As the regime of the Syrian strongman falters and Bashar al-Assad is probably haunted by images of the terrifying end of Libya’s tyrant, Moammar Gadhafi, the Arab Spring is turning into an inter-Arab and sectarian Sunni-Shiite regional conflict.
The recent decision of the 22-member Arab League to suspend Syria for the violent repression of the opposition has come on the heels of its earlier decision in March to vote for a no-fly zone over Libya. It was the March decision that turned fatal for the long-standing tyranny of the Gadhafi regime.
The League’s demands that the Syrian regime immediately halt the use of force against civilian demonstrators or face sanctions, coupled with King Abdullah II of Jordan publicly calling for Bashar al-Assad to step down, signal the deep sectarian and political divisions among Arab and Middle Eastern states.
But the situation with Syria — regardless of if, or how, the internal strife escalates into a likely civil war — is much different than Libya, and the stakes for regional security much greater.
The Arab world has been divided politically between republican-type tyrannies and traditionalist monarchies, and religiously between majority Sunni and minority Shiite sects within Islam.
Syria sits on this fault line of the Arab world, as does Iraq. In Syria, the Alawites, a sub-sect of the minority Shiite Islam, has held power since Bashar al-Assad’s father, Hafez al-Assad, emerged as the military dictator in 1970. The majority of Syrians are Sunni and resentful of being ruled by a minority Shiite clan.
In Iraq, on the contrary, the Sunni Muslims are in minority but under Saddam Hussein ruled brutally over the Shiite majority. Only with the U.S.-led regime change in Baghdad the Iraqi Shiite majority has risen to power.
The League’s decision against Bashar al-Assad’s regime barely masks the reality of the sectarian divide in Arab ranks. Iraq’s abstention on the vote to suspend Syria is revealing of this divide, since the government in Baghdad reflects the concerns of the Shiite majority in the country.

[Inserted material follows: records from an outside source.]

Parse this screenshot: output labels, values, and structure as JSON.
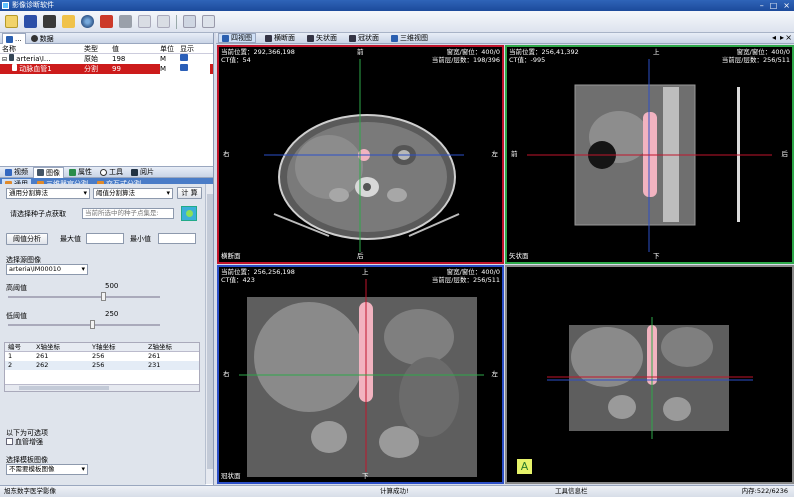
{
  "window": {
    "title": "影像诊断软件"
  },
  "toolbar": {
    "icons": [
      "new-icon",
      "save-icon",
      "open-icon",
      "folder-icon",
      "sphere-icon",
      "cut-icon",
      "paste-icon",
      "undo-icon",
      "redo-icon",
      "copy-icon",
      "window-icon"
    ]
  },
  "left_tabs": {
    "tab1": "...",
    "tab2": "数据"
  },
  "data_list": {
    "headers": {
      "name": "名称",
      "type": "类型",
      "value": "值",
      "unit": "单位",
      "display": "显示"
    },
    "rows": [
      {
        "name": "arteria\\I...",
        "type": "原始",
        "value": "198",
        "unit": "M",
        "display": "eye-icon"
      },
      {
        "name": "动脉血管1",
        "type": "分割",
        "value": "99",
        "unit": "M",
        "display": "eye-icon"
      }
    ]
  },
  "tool_tabs": {
    "t1": "视频",
    "t2": "图像",
    "t3": "属性",
    "t4": "工具",
    "t5": "阅片"
  },
  "seg_tabs": {
    "t1": "通用",
    "t2": "三维器官分割",
    "t3": "交互式分割"
  },
  "form": {
    "algo_select": "通用分割算法",
    "threshold_select": "阈值分割算法",
    "compute_button": "计 算",
    "seed_label": "请选择种子点获取",
    "seed_placeholder": "当前所选中的种子点集是:",
    "threshold_analysis_button": "阈值分析",
    "max_label": "最大值",
    "min_label": "最小值",
    "source_label": "选择源图像",
    "source_select": "arteria\\IM00010",
    "high_label": "高阈值",
    "high_value": "500",
    "low_label": "低阈值",
    "low_value": "250",
    "seed_table": {
      "headers": [
        "编号",
        "X轴坐标",
        "Y轴坐标",
        "Z轴坐标"
      ],
      "rows": [
        [
          "1",
          "261",
          "256",
          "261"
        ],
        [
          "2",
          "262",
          "256",
          "231"
        ]
      ]
    },
    "options_label": "以下为可选项",
    "vessel_checkbox": "血管增强",
    "template_label": "选择模板图像",
    "template_select": "不需要模板图像"
  },
  "view_tabs": {
    "t1": "四视图",
    "t2": "横断面",
    "t3": "矢状面",
    "t4": "冠状面",
    "t5": "三维视图"
  },
  "views": {
    "axial": {
      "pos": "当前位置：292,366,198",
      "ct": "CT值：54",
      "ww": "窗宽/窗位：400/0",
      "layer": "当前层/层数：198/396",
      "top": "前",
      "bottom": "后",
      "left": "右",
      "right": "左",
      "name": "横断面",
      "border": "#c0152c"
    },
    "sagittal": {
      "pos": "当前位置：256,41,392",
      "ct": "CT值：-995",
      "ww": "窗宽/窗位：400/0",
      "layer": "当前层/层数：256/511",
      "top": "上",
      "bottom": "下",
      "left": "前",
      "right": "后",
      "name": "矢状面",
      "border": "#2ea84a"
    },
    "coronal": {
      "pos": "当前位置：256,256,198",
      "ct": "CT值：423",
      "ww": "窗宽/窗位：400/0",
      "layer": "当前层/层数：256/511",
      "top": "上",
      "bottom": "下",
      "left": "右",
      "right": "左",
      "name": "冠状面",
      "border": "#2c4fc7"
    },
    "three_d": {
      "badge": "A",
      "border": "#888888"
    }
  },
  "status": {
    "left": "旭东数字医学影像",
    "center": "计算成功!",
    "tool": "工具信息栏",
    "memory": "内存:522/6236"
  }
}
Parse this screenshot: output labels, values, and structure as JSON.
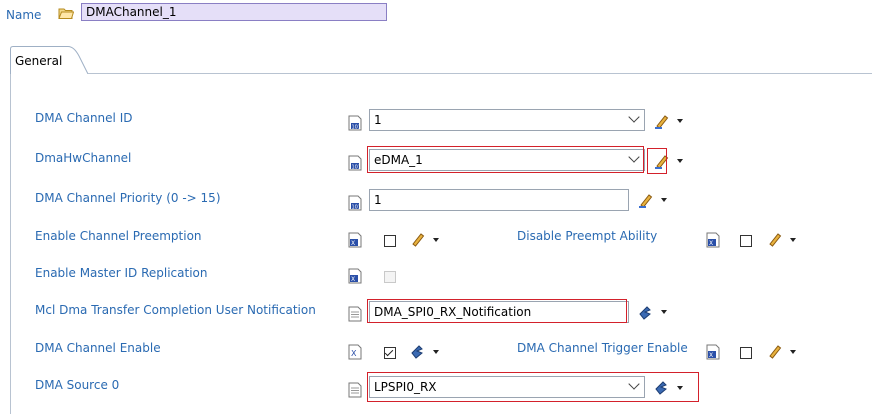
{
  "header": {
    "name_label": "Name",
    "name_value": "DMAChannel_1"
  },
  "tabs": [
    {
      "label": "General",
      "selected": true
    }
  ],
  "fields": {
    "dma_channel_id": {
      "label": "DMA Channel ID",
      "value": "1"
    },
    "dma_hw_channel": {
      "label": "DmaHwChannel",
      "value": "eDMA_1"
    },
    "dma_channel_priority": {
      "label": "DMA Channel Priority (0 -> 15)",
      "value": "1"
    },
    "enable_channel_preemption": {
      "label": "Enable Channel Preemption",
      "checked": false
    },
    "disable_preempt_ability": {
      "label": "Disable Preempt Ability",
      "checked": false
    },
    "enable_master_id_replication": {
      "label": "Enable Master ID Replication",
      "checked": false,
      "enabled": false
    },
    "mcl_dma_transfer_completion_user_notification": {
      "label": "Mcl Dma Transfer Completion User Notification",
      "value": "DMA_SPI0_RX_Notification"
    },
    "dma_channel_enable": {
      "label": "DMA Channel Enable",
      "checked": true
    },
    "dma_channel_trigger_enable": {
      "label": "DMA Channel Trigger Enable",
      "checked": false
    },
    "dma_source_0": {
      "label": "DMA Source 0",
      "value": "LPSPI0_RX"
    }
  },
  "colors": {
    "label_blue": "#2a6ab2",
    "highlight_red": "#d3212b",
    "name_field_bg": "#e5dff8"
  },
  "icons": [
    "folder-icon",
    "config-value-icon",
    "text-value-icon",
    "pencil-edit-icon",
    "link-ref-icon",
    "dropdown-arrow-icon",
    "chevron-down-icon"
  ]
}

The Arab Spring has witnessed the toppling of the republican-type tyrannies in Tunisia, Egypt and Libya, while Yemen’s strongman Ali Abdullah Saleh, in power since 1978, remains embattled.
These recent changes resulting from populist uprisings have benefited most the Islamist movements associated with the Muslim Brotherhood of Egypt, even as the party of Hasan al-Banna edges closer to power in Cairo.
From the perspective of the Brotherhood, bloodily repressed in Syria under the Alawite clan, the Syrian regime is twice an enemy as it has been the stalking horse for the Shiite Iranian clerical dictatorship in the Sunni Arab world.
Behind the Arab League’s warning to Damascus lies an even bigger conflict in the making. This is the struggle for influence in the Middle East between Saudi Arabia — the bastion of Arab Sunni power, the leading petrodollar monarchy and financial backer of the Muslim Brotherhood — and Iran. It is this struggle edging close to a flashpoint as Iran lurches forward defiantly to become a nuclear power. The Arab Spring has been most fortuitously spring time for Islamists. And this heralds an intense sectarian conflict in the region with Syria in the eye of the storm.